PUBLISHED: 1906, in German
READ FREE: link
PURCHASE: link
MY GRADE: A
SYNOPSIS: This is a classic story of the changing seasons. The root children spend the winter asleep. When spring comes, they wake, sew themselves new gowns, and clean and paint the beetles and bugs. All summer they play in fields, ponds and meadows before returning in the autumn to Mother Earth, who welcomes them home and puts them to bed once more.
MY THOUGHTS: This is slightly strange and creepy, with the children living underground in the dark and having to make their own clothing. They're overseen by the elderly Mother Earth. It's a very simple twenty-four page children's picture book showing their outdoor activities during each season of the year. I love the illustrations but wish more colors had been used. My favorite image is below.
PUBLISHER: Breckling Press, 10/2007
MY GRADE: A
READ FREE: link
PURCHASE: link
SYNOPSIS: The incredibly intricate and vivid illustrations in this book are details of a modern quilt inspired by Sibylle von Olfers' classic storybook Mother Earth and Her Children. This vibrant new translation, in turn inspired by the quilt, explores the changing of the seasons and delicately touches upon the circle of life.

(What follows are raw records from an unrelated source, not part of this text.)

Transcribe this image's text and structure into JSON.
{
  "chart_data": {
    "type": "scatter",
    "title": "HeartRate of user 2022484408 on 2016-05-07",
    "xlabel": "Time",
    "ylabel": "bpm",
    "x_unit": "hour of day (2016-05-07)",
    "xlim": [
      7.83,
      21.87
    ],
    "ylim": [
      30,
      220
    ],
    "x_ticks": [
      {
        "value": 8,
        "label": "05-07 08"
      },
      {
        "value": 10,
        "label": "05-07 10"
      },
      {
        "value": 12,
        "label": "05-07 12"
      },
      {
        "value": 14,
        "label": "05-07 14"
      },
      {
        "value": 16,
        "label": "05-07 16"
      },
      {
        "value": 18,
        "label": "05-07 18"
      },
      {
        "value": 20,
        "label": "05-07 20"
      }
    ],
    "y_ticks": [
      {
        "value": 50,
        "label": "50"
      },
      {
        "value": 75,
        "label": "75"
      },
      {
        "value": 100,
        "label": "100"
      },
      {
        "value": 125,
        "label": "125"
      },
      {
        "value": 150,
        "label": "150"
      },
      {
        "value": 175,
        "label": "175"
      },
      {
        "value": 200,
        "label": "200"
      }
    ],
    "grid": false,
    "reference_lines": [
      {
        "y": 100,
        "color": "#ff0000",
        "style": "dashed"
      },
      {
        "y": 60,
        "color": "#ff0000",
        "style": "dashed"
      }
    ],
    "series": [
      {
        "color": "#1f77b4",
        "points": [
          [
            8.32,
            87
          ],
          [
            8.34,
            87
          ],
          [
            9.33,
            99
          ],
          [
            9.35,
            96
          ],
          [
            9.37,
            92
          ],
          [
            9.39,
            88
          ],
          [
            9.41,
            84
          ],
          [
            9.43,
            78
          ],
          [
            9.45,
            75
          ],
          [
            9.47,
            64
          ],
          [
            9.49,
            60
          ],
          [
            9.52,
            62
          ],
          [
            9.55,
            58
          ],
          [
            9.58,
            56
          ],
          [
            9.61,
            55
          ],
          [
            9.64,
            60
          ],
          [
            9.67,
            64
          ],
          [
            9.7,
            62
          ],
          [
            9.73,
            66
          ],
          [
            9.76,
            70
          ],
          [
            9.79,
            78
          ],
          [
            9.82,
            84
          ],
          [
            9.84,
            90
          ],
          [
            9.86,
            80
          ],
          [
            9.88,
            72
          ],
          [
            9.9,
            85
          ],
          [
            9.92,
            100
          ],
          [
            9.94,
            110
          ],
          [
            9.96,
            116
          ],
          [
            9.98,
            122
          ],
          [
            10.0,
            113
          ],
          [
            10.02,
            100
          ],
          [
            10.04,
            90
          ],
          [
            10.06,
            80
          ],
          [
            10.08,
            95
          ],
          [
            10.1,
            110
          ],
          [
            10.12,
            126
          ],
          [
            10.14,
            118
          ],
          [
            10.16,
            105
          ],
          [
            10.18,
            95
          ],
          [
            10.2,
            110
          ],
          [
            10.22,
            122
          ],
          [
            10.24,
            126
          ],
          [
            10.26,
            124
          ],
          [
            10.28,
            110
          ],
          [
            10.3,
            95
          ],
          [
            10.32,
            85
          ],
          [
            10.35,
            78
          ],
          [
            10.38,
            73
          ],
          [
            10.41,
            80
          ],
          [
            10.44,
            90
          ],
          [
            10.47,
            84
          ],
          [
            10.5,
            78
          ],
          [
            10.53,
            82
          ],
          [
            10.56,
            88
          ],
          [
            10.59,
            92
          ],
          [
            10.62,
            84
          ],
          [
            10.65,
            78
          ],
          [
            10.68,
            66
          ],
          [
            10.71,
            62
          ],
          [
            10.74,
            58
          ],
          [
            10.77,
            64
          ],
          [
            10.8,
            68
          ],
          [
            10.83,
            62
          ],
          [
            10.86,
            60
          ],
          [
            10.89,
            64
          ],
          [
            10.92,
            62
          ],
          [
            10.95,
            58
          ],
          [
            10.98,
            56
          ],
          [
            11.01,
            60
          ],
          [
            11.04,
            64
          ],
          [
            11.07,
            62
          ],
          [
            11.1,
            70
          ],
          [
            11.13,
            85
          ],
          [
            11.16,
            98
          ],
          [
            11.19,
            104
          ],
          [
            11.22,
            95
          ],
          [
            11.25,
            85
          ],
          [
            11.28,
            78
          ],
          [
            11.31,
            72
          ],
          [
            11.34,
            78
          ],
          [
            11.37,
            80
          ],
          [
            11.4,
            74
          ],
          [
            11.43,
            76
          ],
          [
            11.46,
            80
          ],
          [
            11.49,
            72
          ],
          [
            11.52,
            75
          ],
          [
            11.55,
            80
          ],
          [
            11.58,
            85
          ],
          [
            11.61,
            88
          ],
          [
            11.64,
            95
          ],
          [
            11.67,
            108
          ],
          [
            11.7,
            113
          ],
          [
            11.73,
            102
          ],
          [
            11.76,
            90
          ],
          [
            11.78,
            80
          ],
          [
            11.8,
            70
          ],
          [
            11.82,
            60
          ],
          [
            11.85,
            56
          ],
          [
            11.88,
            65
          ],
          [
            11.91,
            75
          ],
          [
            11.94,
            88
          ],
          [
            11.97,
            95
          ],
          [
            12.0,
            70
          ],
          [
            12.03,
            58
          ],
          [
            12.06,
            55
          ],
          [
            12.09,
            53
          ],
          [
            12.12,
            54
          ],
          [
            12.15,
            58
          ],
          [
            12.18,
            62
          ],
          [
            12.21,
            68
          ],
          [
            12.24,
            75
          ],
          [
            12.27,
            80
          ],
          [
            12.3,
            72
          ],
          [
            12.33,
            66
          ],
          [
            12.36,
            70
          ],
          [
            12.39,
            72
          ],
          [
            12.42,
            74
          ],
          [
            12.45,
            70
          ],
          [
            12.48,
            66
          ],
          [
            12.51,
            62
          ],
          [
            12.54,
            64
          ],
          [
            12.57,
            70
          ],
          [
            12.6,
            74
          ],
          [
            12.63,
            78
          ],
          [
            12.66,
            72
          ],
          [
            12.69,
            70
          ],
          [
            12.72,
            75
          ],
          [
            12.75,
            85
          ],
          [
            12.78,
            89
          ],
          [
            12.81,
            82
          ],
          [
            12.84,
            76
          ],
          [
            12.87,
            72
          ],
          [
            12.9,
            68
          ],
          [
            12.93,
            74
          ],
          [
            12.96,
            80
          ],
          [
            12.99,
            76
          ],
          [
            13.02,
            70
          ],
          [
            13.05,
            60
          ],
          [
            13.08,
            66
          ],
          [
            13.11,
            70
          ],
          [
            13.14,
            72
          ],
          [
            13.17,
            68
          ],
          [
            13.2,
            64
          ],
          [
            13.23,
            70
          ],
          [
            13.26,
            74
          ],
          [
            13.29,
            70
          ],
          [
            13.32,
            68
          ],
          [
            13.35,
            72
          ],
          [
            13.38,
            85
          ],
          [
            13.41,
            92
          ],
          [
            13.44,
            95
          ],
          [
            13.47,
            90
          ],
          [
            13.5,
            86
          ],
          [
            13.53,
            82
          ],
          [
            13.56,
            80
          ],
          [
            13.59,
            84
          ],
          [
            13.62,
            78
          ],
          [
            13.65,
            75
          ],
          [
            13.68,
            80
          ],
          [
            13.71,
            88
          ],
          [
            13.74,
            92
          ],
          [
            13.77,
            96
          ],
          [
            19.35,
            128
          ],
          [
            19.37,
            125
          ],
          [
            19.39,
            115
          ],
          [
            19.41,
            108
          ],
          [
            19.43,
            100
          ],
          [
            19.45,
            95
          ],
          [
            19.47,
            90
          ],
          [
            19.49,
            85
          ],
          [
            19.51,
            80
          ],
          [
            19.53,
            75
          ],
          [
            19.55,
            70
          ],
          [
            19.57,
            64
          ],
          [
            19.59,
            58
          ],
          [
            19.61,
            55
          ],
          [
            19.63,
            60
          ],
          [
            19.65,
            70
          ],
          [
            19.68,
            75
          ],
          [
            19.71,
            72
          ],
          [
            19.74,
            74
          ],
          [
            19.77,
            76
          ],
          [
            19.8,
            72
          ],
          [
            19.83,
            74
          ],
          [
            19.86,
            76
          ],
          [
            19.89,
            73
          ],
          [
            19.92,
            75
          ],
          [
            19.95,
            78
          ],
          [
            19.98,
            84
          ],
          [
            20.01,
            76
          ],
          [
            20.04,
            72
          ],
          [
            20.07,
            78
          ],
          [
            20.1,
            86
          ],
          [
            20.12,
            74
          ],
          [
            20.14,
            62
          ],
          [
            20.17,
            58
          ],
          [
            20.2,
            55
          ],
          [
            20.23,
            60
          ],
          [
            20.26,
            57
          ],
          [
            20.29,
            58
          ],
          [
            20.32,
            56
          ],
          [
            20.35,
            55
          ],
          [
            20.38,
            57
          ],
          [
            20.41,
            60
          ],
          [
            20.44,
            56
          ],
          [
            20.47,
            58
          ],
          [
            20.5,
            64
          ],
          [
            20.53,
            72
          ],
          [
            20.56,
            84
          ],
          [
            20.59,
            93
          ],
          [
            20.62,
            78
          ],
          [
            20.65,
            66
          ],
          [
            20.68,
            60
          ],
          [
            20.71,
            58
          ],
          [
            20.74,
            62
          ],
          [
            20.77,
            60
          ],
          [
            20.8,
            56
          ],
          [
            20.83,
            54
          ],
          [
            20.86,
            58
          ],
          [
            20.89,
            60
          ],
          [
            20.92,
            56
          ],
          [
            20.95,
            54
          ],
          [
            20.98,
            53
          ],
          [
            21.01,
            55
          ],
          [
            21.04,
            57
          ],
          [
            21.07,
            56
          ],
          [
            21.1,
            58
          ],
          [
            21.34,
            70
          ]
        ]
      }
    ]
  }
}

MY THOUGHTS: This is a 2007 reworking of the 1906 version, but its illustrations come from the quilt a German woman named Sieglinde Schoen Smith made while living in the USA. She grew up loving the original book and was inspired in 2002 to make a quilt using the illustrations from it. The writing has been changed completely into rhyming verses. The colors in this are much more saturated than in the original and I like it better. The paperback version is still in print and I wish to own it.